Wednesday, November 18, 2009

Why So Serious?

A Serious Man
4 out of 4 stars 

An early scene in A Serious Man, the latest from writers/producers/directors Joel and Ethan Coen, references the paradox of Schroedinger’s cat.  It’s an illustration from the field of quantum physics in which there is a cat inside a box that may be either alive or dead, or possibly both simultaneously.  According to the illustration, the cat will remain in this indeterminate state until someone actually looks inside the box.   In other words, we don’t know what we have until we examine it.  Until then, all possibilities remain, but none of them are “real”.   That’s a major simplification of a pretty complex idea, but it should do for this review.

The man who provides this illustration is college physics professor Larry Gopnik (Michael Stuhlbarg), who doesn’t realize how apt a metaphor it is for his own state of unexamined existence and unrealized potential.  That all changes one day when Larry wakes up to find everything he believed to be true is wrong.  His wife (Sari Lennick) is leaving him, the only time his son (Aaron Wolf) has any use for him is when the TV antenna on the roof needs adjusting, his daughter (Jessica McManus) is stealing money out of his wallet, and his freeloading brother (Richard Kind) is tying up the bathroom draining his sebaceous cyst and getting into small time trouble with the law. 

It’s just as bad at work as it is at home.  Larry’s tenure could be in jeopardy due to a series of anonymous letters accusing him of moral turpitude, he’s having trouble with a student trying to bribe him for a better grade, and someone from Columbia House Records keeps calling to collect on the last four selections of the month, which Larry is sure he never ordered.    How and why is all this is happening ?  Is it bad luck or a curse from God, and what can be done about it?  No one, including the rabbis at Larry's synagogue, seems to have any answers.  Larry could use a hug, but the only one offering is Sy (Fred Melamed), the man his wife is leaving him for. 

That’s an awful lot of misfortune for one man and one film, but this being the Coen Brothers, comedy and tragedy walk hand in hand.  Some of the film’s funniest moments are its darkest, proving the old axiom that it’s tragedy when it happens to you, it’s comedy when it happens to someone else.  The film gives the audience a lot to think about, including issues of faith, the nature of truth, the power (or lack thereof) of storytelling, and what it’s like to be a middle class Jew living in the suburbs.  It probably requires more than one viewing to fully digest, but like most of the Coen Brothers’ works, it also functions as pure entertaining cinema.  Each member of the mostly unknown cast is a perfect fit for their role, and the writing and direction are the Coens at their best.  No doubt the ending will annoy some, but it’s completely in keeping with the central theme.  Two characters are left hanging between life and death.  What’s their fate?  You’ll have to look inside.

3 comments:

Brian White said...

Oh no! It has one of those endings :(

I love their movies, but you are right...their endings always annoy me...
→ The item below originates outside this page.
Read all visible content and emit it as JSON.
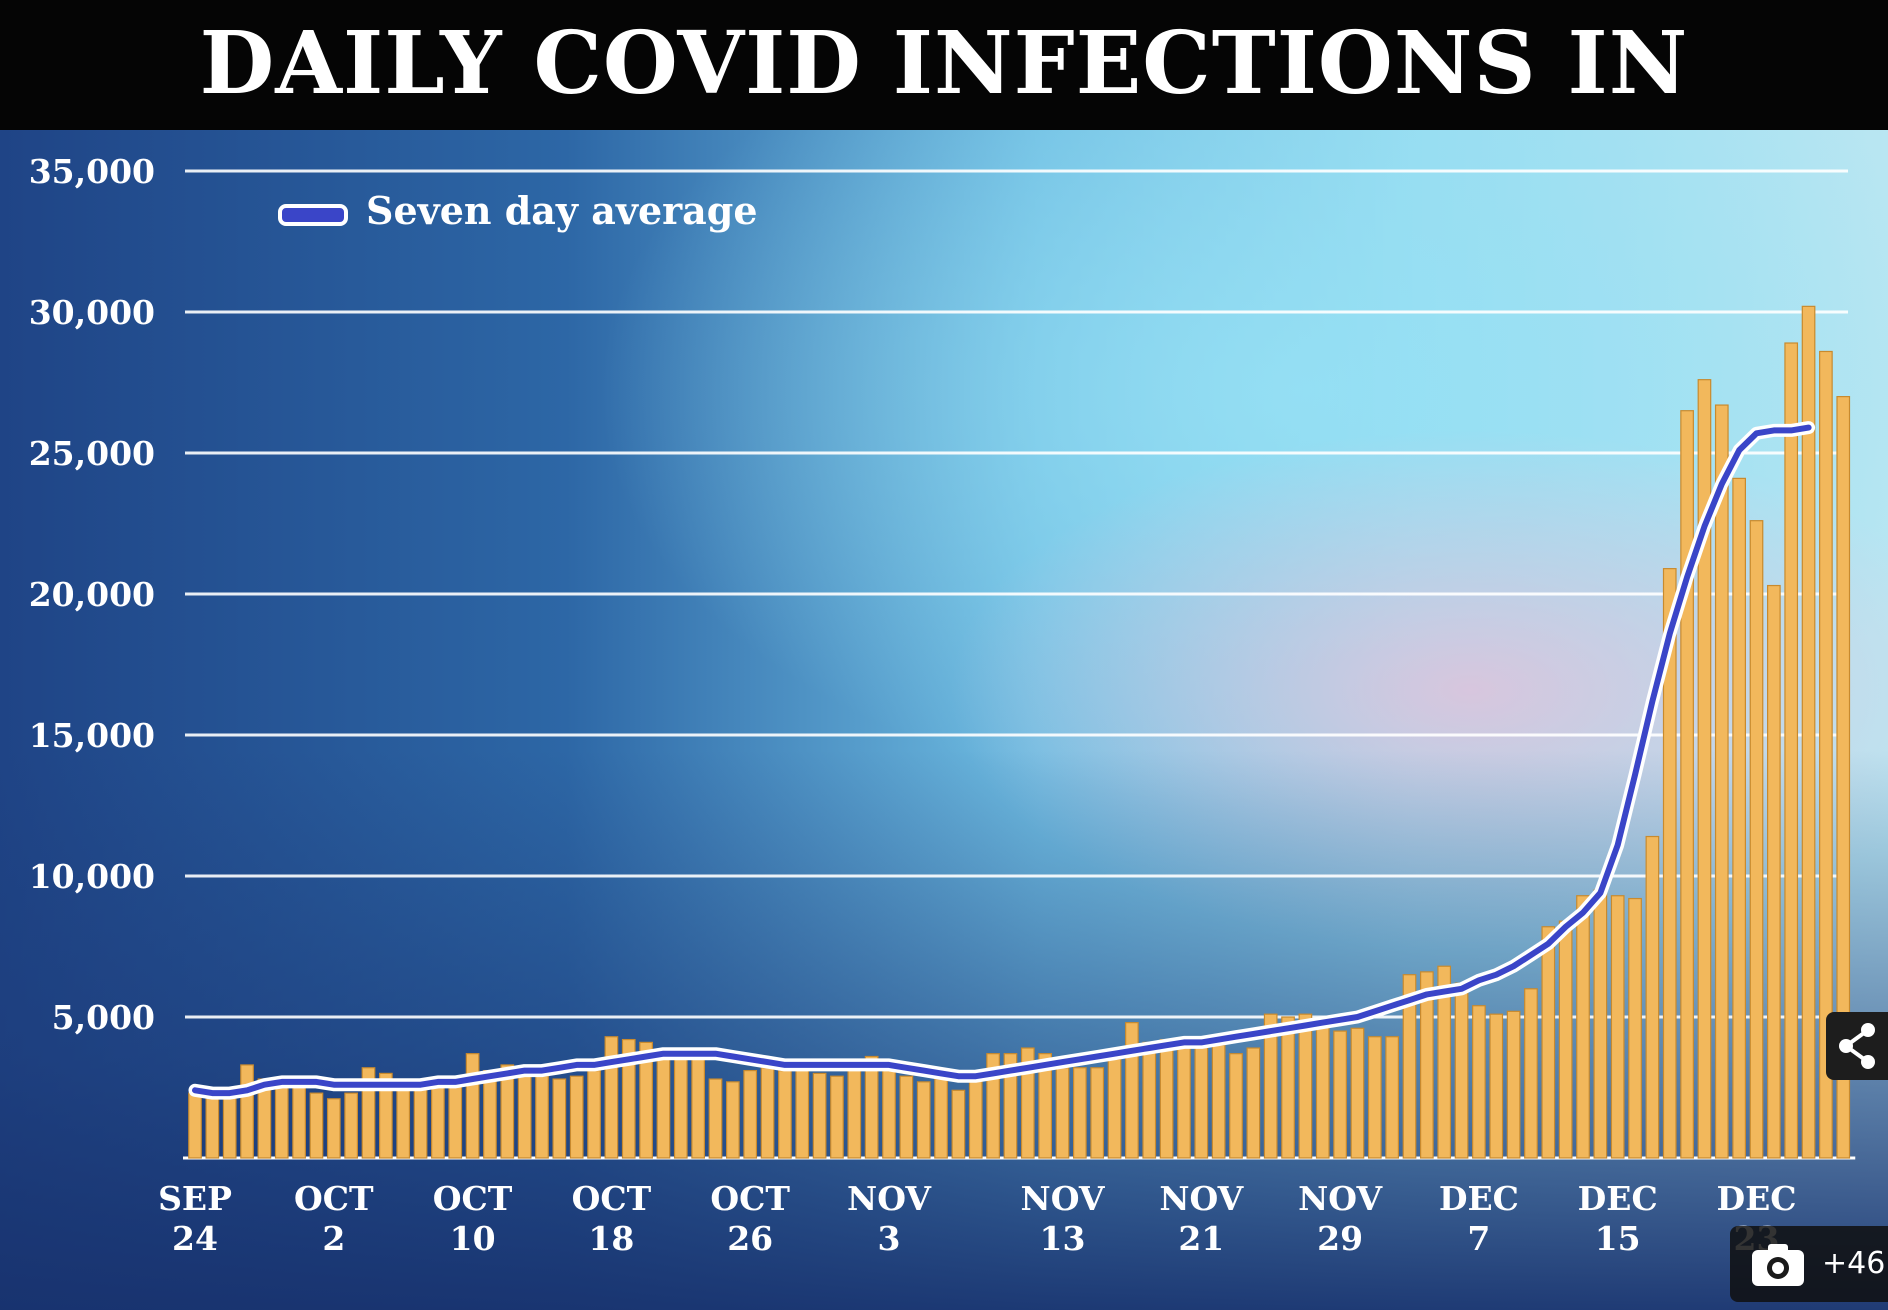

Thanks for the great write up!

Brian White said...

p.s.

I LOVE the story title you gave your review here!

You managed to evoke a smile on my somber early morning face. Thanks!

Franco Macabro said...

Love me some Coen Bros., cant wait for this one to arrive, interesting that they chose to do this film with a cast of unknowns...usually they have every actor on the planet wanting to be on their next film.